Brichter stopped the development and didn’t release it. Instead, he wanted to develop a mind game, something that could be played by two or more players. He told the Verge that “I’m not in this to have a billion people playing it or to make a billion dollars. My wife and I were out to dinner; both pulled out our phones since our table wasn’t ready, and were both playing SpellTower at the same time. ‘This is silly,’ we thought. We should be able to play each other.”

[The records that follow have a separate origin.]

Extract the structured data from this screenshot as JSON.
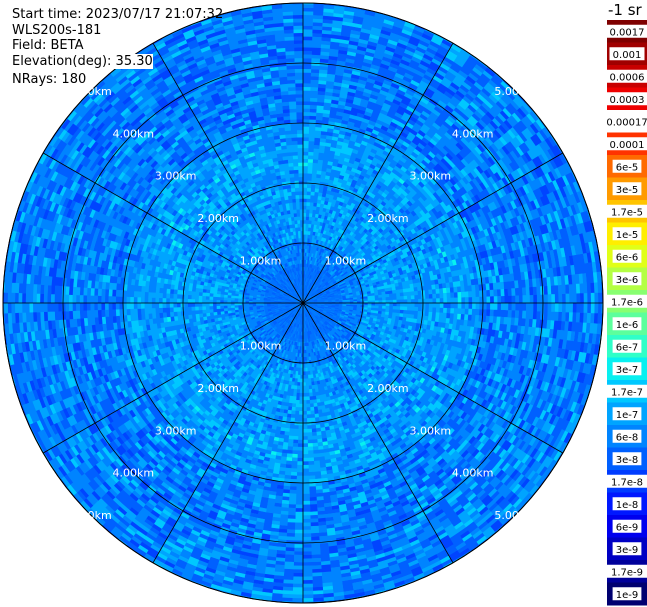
{
  "header": {
    "start_time": "Start time: 2023/07/17 21:07:32",
    "instrument": "WLS200s-181",
    "field": "Field: BETA",
    "elevation": "Elevation(deg): 35.30",
    "nrays": "NRays: 180",
    "unit_title": "-1 sr"
  },
  "chart_data": {
    "type": "heatmap",
    "projection": "polar PPI",
    "range_rings_km": [
      1,
      2,
      3,
      4,
      5
    ],
    "ring_labels": [
      "1.00km",
      "2.00km",
      "3.00km",
      "4.00km",
      "5.00km"
    ],
    "max_range_km": 5.0,
    "radial_lines_deg": [
      0,
      30,
      60,
      90,
      120,
      150,
      180,
      210,
      240,
      270,
      300,
      330
    ],
    "n_rays": 180,
    "field": "BETA",
    "colorbar": {
      "labels": [
        "0.0017",
        "0.001",
        "0.0006",
        "0.0003",
        "0.00017",
        "0.0001",
        "6e-5",
        "3e-5",
        "1.7e-5",
        "1e-5",
        "6e-6",
        "3e-6",
        "1.7e-6",
        "1e-6",
        "6e-7",
        "3e-7",
        "1.7e-7",
        "1e-7",
        "6e-8",
        "3e-8",
        "1.7e-8",
        "1e-8",
        "6e-9",
        "3e-9",
        "1.7e-9",
        "1e-9"
      ],
      "colors": [
        "#7f0000",
        "#a00000",
        "#c80000",
        "#ee0000",
        "#ffffff",
        "#ff3300",
        "#ff6a00",
        "#ff9a00",
        "#ffc400",
        "#ffee00",
        "#e0ff18",
        "#b4ff44",
        "#88ff70",
        "#5cff9c",
        "#30ffc8",
        "#08f0f0",
        "#00c8ff",
        "#00a4ff",
        "#0084ff",
        "#0060ff",
        "#003cff",
        "#0018ff",
        "#0000ee",
        "#0000c4",
        "#00009a",
        "#000070"
      ],
      "scale": "log"
    }
  }
}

The need to fill in a gap in life, when you have no words or are waiting for an elevator is what moved Brichter to develop the game. It’s also another way to create a more social environment, where two people sitting together are not lost in their own worlds but are working together in a socially interactive environment. Such as waiting for a meal in a restaurant and don’t want to talk.

Letterpress_app_screens

 

SpellTower is a wordy modern take on Tetris, where you clear out words using adjacent letters instead of clearing out rows of blocks. Just as in Tetris, you strive for either a high score (Tower Mode) or try to build the longest word (Puzzle Mode).

Brichter stated that “I was also hooked on Words With Friends back when it came out, but then I got tired of it. I tried similar games but conceptually they were derivative, and at some point, all my friends were better than me, so it got tedious.”

Brichter wanted to create an exciting game that did not bore you after time; he also wanted a game where you had a shot at really winning because you played against another human opponent. The Letterpress way is to form words using letters from anywhere on the game board. When you form a word, the letters of the word turn blue. Now it’s your opponent’s turn (Red color), and they can steal letters. Basically, you can use your opponent letters, and flip them from their color to yours. If a letter is blocked in, it cannot be used or changed. The winner of the game is the person with the most colored letters when all the letter pieces have been used up.

Details

Brichter wrote 6,346 lines of code to make this game, and that’s shorter than what he used to make Tweetie 2, which is significantly lower 50,000 lines of code. The game is minimalistic, designed to be fast, not a resource hog, and uses a simple GUI.

Brichter’s thoughts on the design are “I suppose it’s an evolution of my own personal aesthetic, but it’s not 100 percent flat. If you look at Windows Phone 8’s interface, which I love, everything is super flat. Here, if you tap a drag a tile, there’s a drop shadow. You have the affordance of millions of years of evolution. Your eye has to pick up certain visual hints.”

A Brichter Evolutionary Step

Letterpress is free to play and has a 99 cent in-app purchase that gives your new color themes, as well as the ability to see previously played words. The paid version also lets you play more opponents at the same time, which is the big plus for heavy gamers.

Brichter told the Verge that “It’s ironic that I would come up with a word game, given how bad I was at English in high school. But if it does turn out to be a new idea, that’s pretty neat.”

What Letterpress does is show us how Brichter thinks, he likes to minimalize and use simple effects and simple processes that do not clutter vision. This is perhaps his genius, the ability to take something to its core and bring it back in a natural and efficient manner, focusing on the process and not what’s around it. We expect that we will see something more from Brichter in the future, the question is not what, but when.